Let me take an example,
I have a WasbPrefixSensor, which I use to check the for the existence of blobs with a given prefix in a Blob Storage Account. I need to check for the existence of these files everyday.
Now, say I set the poke_interval of this sensor to 60 and the timeout to 60*60*24. I will then set schedule_interval=@daily of the DAG this task is assigned to. Let's say that the start_time is 9 AM.
Does this mean that starting at 9AM, my pipeline will check for the existence of a file with the given prefix, every minute until it times out at 9AM the next day? Then, will the pipeline start back up again as soon as it ends?

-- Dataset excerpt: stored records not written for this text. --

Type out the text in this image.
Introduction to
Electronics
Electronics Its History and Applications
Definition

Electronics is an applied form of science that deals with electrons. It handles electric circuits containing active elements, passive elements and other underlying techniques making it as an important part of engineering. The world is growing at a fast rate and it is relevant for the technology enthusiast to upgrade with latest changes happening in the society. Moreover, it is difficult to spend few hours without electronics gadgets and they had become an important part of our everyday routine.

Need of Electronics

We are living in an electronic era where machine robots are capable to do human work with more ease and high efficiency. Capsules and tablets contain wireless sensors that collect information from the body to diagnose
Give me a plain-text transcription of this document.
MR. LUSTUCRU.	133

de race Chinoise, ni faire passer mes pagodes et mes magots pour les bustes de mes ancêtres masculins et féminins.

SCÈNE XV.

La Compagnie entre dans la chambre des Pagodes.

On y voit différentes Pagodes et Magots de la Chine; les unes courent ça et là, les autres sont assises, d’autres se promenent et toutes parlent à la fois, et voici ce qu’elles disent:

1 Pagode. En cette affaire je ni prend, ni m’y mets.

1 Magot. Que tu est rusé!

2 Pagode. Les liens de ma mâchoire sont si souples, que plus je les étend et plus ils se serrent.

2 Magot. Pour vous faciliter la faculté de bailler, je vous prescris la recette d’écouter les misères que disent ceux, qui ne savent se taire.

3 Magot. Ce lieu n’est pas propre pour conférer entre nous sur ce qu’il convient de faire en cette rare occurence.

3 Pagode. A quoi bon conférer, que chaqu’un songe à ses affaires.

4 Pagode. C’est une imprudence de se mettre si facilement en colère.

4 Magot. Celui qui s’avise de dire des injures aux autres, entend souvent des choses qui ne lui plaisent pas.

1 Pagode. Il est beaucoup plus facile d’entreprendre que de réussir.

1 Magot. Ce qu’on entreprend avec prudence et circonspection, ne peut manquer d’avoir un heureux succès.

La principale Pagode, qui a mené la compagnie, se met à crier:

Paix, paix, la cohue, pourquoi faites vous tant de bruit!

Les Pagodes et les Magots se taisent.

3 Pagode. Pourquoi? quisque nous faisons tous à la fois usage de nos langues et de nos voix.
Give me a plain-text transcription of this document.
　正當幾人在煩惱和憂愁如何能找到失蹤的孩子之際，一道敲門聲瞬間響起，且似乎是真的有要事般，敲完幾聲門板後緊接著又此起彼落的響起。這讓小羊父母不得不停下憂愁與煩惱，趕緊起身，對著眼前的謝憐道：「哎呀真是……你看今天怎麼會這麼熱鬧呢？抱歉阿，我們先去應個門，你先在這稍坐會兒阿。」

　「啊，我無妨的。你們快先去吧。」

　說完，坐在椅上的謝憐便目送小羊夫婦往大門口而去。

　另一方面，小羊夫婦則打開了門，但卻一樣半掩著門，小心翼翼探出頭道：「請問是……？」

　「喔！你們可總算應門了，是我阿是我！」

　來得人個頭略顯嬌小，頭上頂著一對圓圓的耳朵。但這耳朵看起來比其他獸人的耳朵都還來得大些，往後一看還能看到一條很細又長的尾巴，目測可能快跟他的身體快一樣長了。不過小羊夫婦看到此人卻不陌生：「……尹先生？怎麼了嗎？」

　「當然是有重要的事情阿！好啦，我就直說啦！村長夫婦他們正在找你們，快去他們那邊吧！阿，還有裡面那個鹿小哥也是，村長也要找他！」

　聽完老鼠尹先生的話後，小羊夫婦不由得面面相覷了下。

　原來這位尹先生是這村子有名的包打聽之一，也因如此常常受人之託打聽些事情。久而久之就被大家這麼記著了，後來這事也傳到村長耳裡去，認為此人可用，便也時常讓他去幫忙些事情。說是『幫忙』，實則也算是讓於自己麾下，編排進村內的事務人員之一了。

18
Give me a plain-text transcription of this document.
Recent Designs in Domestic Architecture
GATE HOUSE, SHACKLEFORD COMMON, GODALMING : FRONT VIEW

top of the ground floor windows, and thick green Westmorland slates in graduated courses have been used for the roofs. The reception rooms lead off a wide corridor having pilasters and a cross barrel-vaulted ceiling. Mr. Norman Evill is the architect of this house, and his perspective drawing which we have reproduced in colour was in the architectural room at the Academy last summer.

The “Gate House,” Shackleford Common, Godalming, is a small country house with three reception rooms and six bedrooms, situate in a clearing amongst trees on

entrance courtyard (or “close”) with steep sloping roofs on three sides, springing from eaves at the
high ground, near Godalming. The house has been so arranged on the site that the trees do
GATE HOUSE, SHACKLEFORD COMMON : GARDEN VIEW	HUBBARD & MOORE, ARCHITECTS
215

What happens if I have several files with the same prefix at a given moment? Will the pipeline run for each of these files?
Further, say that the pipeline runs for a given file. Does this mean that it will stop poking from that point forward? I am thinking of the situation where I have a file with this prefix at 10 AM, for example, but another file with the same prefix is loaded at 11 AM. Will the pipeline run for both of these files or just the first one?
I have already read the answers given here, Confused about Airflow's BaseSensorOperator parameters : timeout, poke_interval and mode, but it does not say much about how the parameters of the Sensor works with schedule_interval.